It’s a rare business that needs an employment contract for every employee. But it can save you time, money and legal aggravation if you know which employees should be under contract and which shouldn’t.
And the best way to decide when to use a contract is to consider its advantages and disadvantages and how they apply to each employee in your organization.
- If you want control over the employee’s ability to leave your business. For example, if finding or training a replacement will be costly or time consuming for your company, you might want a written contract to lock the employee into a specific period. Or it can require the employee to give you enough notice to find and train a suitable replacement
- If the employee will be learning confidential and sensitive information about your business. You can insert confidentiality clauses that prevent the employee from disclosing the information or using it for personal gain. (Some companies insert noncompete clauses in the contract, too, but they’re tough to enforce.)
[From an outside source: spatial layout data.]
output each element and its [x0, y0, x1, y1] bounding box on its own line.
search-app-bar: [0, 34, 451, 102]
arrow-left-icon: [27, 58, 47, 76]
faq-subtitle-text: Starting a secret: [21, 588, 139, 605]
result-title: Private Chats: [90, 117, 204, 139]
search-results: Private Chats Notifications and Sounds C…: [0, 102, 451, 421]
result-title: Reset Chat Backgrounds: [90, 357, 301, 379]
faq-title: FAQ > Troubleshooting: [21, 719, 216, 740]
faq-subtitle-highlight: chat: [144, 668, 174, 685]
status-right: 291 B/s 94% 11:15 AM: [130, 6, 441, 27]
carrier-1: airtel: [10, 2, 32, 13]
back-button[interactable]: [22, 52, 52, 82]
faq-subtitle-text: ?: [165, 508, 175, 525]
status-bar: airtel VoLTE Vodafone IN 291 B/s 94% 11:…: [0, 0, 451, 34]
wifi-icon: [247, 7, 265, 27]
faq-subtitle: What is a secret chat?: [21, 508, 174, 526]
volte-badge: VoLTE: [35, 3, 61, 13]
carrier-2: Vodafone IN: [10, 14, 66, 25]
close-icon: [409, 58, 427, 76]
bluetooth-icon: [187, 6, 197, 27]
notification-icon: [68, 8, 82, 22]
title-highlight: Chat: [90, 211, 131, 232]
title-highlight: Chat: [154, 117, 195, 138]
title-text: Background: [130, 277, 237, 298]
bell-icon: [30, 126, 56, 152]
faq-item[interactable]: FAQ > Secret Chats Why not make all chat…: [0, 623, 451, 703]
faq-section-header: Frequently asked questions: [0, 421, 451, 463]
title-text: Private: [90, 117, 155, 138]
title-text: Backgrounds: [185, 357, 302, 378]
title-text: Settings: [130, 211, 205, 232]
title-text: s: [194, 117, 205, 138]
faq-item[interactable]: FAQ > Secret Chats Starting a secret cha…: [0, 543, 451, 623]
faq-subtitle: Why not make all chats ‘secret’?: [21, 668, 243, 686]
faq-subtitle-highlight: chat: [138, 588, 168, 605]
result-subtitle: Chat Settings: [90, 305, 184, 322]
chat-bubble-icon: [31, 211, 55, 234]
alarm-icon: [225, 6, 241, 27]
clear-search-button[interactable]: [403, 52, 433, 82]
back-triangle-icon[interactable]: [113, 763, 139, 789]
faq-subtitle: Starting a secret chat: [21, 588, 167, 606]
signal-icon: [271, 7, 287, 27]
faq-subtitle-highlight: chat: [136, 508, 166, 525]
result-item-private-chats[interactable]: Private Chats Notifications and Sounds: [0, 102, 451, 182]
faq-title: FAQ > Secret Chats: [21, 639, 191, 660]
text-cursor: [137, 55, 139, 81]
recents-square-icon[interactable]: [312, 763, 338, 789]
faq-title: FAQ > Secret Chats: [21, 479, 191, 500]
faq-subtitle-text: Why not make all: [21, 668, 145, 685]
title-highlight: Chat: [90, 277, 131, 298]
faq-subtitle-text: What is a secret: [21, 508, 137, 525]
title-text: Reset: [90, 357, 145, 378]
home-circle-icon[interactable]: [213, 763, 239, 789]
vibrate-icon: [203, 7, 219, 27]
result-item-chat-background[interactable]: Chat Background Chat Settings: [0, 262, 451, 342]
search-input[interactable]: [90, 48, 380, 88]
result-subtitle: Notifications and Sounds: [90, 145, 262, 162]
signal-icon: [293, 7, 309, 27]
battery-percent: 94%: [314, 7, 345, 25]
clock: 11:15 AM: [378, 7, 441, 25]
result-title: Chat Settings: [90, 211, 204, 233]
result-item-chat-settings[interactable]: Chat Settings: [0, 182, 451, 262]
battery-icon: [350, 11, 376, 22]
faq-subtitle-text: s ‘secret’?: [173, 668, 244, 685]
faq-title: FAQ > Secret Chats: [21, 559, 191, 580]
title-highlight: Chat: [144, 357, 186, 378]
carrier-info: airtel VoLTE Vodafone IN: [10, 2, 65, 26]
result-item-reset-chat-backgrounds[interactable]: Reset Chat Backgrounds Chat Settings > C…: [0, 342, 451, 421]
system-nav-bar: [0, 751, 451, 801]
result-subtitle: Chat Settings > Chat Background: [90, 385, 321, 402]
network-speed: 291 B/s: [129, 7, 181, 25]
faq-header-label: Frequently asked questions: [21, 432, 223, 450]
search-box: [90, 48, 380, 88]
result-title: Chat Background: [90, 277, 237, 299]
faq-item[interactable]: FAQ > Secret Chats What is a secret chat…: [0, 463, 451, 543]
- If you want to entice a highly skilled individual to come work for your company. By promising the individual job security and beneficial terms in an employment contract, you can guarantee the promise and help seal the deal.
- If you want a greater level of control over the employee. For example, if the contract specifies standards for the employee’s performance and grounds for termination, you may have an easier time terminating an employee who doesn’t live up to your standards.
- Limited flexibility. Remember, the contract binds the employee and the employer. What if you later decide that you don’t like the contract terms and want to get out of them, or the needs of your business change? In those circumstances, if you want to change the contract terms, you’ll have to renegotiate the contract.
- Special legal requirements. Employment contracts bring with them a special legal obligation to deal fairly with the employee. In legal terms, this is called the “covenant of good faith and fair dealing.” If you end up treating the employee in a way that seems unfair, you may be legally responsible not only for violating the contract, but also for breaching your duty to act in good faith.